И все смотрели в сторону Китагара, хохотали или плевались. Китагара пошел однажды с жалобой к командиру роты. Тот выслушал его, насмешливо и брезгливо улыбаясь.

— Чего же ты хочешь? — спросил он наконец.

— Я хочу, чтобы в армии не было деления на людей и «эта».

— Только всего? — захохотал командир. — Но ты хочешь, чтоб я сделал больше, чем боги! Боги создали одних людьми, других «эта».

— Не боги! Люди создали эту несправедливость! — закричал Китагара, но командир выгнал его вон.

Вот тогда-то Китагара и придумал свою петицию к императору. Об этой петиции потом много говорили в Японии.

Пожалуй, это была первая петиция солдата к императору. И это была последняя иллюзия Китагара.

Он все тщательно продумал и взвесил. Все детали, мелочи и случайности. На что он надеялся? На милость императора? Да, отчасти. Но больше всего на то, что об этом заговорят в Японии и положение «эта» улучшится...

Он дождался больших осенних маневров. Он твердо знал, что император будет на параде. Заранее написал письмо и хранил его в ранце, а накануне парада переложил в левый карман брюк и был спокоен. Он знал, на что идет.

И вот полки выстроены для парада. Взволнованы офицеры, замерли солдаты. Вот и император на белом коне.

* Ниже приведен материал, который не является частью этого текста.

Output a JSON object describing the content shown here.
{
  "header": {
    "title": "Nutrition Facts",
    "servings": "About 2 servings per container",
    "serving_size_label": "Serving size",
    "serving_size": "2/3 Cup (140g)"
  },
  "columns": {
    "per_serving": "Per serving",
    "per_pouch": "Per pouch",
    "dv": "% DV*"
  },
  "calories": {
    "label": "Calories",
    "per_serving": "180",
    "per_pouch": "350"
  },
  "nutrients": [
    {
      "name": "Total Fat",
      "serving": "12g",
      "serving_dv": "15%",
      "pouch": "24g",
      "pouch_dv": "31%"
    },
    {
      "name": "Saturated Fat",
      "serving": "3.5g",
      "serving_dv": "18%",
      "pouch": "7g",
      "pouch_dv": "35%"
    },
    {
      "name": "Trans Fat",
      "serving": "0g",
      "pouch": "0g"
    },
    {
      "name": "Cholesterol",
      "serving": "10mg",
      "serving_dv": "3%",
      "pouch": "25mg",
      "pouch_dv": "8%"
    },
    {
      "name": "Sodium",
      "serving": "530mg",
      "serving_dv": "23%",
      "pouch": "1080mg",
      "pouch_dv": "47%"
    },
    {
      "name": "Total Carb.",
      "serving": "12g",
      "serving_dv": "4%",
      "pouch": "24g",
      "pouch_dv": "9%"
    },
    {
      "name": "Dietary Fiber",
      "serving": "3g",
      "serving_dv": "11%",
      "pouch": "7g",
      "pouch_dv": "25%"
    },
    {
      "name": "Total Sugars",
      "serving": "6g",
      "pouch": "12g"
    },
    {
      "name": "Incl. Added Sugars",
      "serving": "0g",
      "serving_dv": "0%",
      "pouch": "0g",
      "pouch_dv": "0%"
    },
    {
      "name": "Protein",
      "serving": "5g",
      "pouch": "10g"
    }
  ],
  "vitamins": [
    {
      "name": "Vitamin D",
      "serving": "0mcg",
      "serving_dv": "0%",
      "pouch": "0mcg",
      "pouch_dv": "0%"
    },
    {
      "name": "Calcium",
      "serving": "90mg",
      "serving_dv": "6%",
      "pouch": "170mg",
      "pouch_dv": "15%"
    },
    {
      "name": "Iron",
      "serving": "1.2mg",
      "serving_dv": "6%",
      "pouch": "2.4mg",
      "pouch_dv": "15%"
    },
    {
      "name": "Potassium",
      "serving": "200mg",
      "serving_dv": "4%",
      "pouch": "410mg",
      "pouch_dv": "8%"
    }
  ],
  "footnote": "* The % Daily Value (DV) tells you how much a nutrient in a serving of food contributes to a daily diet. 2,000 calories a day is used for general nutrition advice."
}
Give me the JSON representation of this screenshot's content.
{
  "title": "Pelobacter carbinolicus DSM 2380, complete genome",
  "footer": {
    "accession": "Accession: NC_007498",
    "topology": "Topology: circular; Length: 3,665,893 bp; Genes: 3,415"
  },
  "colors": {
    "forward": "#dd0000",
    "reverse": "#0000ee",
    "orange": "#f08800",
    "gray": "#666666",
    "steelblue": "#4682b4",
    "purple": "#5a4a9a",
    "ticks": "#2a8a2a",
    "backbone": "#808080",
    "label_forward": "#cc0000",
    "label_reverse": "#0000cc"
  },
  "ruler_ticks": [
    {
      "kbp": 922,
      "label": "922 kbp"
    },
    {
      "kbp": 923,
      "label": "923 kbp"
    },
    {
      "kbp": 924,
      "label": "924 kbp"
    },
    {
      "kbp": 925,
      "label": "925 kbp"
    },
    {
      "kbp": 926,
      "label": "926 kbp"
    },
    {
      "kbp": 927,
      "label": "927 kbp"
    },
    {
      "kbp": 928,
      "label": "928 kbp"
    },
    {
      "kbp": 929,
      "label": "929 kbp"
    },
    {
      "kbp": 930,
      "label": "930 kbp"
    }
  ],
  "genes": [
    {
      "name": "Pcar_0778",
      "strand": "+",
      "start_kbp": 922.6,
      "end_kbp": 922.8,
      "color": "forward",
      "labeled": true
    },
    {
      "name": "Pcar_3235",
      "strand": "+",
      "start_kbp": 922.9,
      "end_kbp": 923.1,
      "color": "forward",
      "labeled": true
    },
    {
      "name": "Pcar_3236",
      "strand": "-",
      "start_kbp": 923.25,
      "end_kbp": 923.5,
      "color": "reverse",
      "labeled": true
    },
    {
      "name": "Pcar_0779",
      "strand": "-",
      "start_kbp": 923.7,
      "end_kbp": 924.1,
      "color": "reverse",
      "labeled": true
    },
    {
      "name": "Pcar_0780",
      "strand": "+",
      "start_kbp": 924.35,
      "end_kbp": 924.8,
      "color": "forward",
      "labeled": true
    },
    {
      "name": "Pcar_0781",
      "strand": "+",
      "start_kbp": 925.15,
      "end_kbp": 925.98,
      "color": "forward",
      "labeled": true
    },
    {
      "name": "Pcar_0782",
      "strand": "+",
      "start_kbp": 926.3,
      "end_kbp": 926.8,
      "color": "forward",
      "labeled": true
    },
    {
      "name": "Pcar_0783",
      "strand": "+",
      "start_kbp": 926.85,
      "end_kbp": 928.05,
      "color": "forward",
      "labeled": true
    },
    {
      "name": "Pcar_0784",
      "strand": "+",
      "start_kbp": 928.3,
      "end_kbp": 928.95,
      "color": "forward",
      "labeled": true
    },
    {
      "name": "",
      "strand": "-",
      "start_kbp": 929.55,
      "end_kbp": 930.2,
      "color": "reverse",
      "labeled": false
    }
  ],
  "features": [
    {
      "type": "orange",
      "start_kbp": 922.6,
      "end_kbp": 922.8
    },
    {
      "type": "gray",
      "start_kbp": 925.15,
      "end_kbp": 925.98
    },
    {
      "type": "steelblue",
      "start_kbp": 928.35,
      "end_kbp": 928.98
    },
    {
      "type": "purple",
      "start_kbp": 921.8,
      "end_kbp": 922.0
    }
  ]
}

— Поклон направо! — прогремела команда, и полки склонились в глубоком поклоне.

Глаза в землю! На императора нельзя поднимать глаз. Он бог. Смертный не может смотреть в лицо бога.

И вдруг из склоненных в поклоне полков выбегает солдат. Бежит навстречу императору. Падает на колени. В его правой руке винтовка, в левой письмо. Он вытягивает руку с письмом и кричит:

— Данкисо, данкисо![2]

Человек из сословия «эта» на коленях жалуется своему императору!

Да, это был выдающийся скандал!

Испуганный император дико взглянул на Китагара, белая лошадь шарахнулась в сторону. Командующий парадом, маленький, толстый генерал, в смятении кричал: «Поймать его, поймать!», хотя Китагара никуда не бежал и стоял на коленях. Письмо трепетало в его руке.

И уже тащил его за ранец назад командир взвода. Тащил молча, без слов. И только оттащив, ударил. Раз и еще раз.

Затем был военный суд. Китагара осудили на год заключения в крепости. Письмо к императору не дошло. Но Китагара даже не жалел об этом. Он знал теперь, что не надо было писать: он видел жалкое, испуганное лицо императора.

Он просидел год в одиночке и еще год в «исправительном отряде». Его хотели «исправить», но цели не достигли. Его посадили в тюрьму за то, что он стал на колени перед императором, больше на колени он не станет. Он вошел в тюрьму солдатом, вышел — бунтовщиком. Он знал теперь, что никто не поможет людям «эта», кроме них самих. Свобода добывается борьбой.

Он недолго пробыл дома, на Черном поле. Тут была все та же нищая, голодная жизнь. Отец постарел и совсем согнулся, он был похож на те малорослые, крюковатые японские деревья, что стелются сухими ветвями по земле, не зная солнца. Они не умирают, а гниют — медленно и долго.

2

Данкисо — непосредственная апелляция.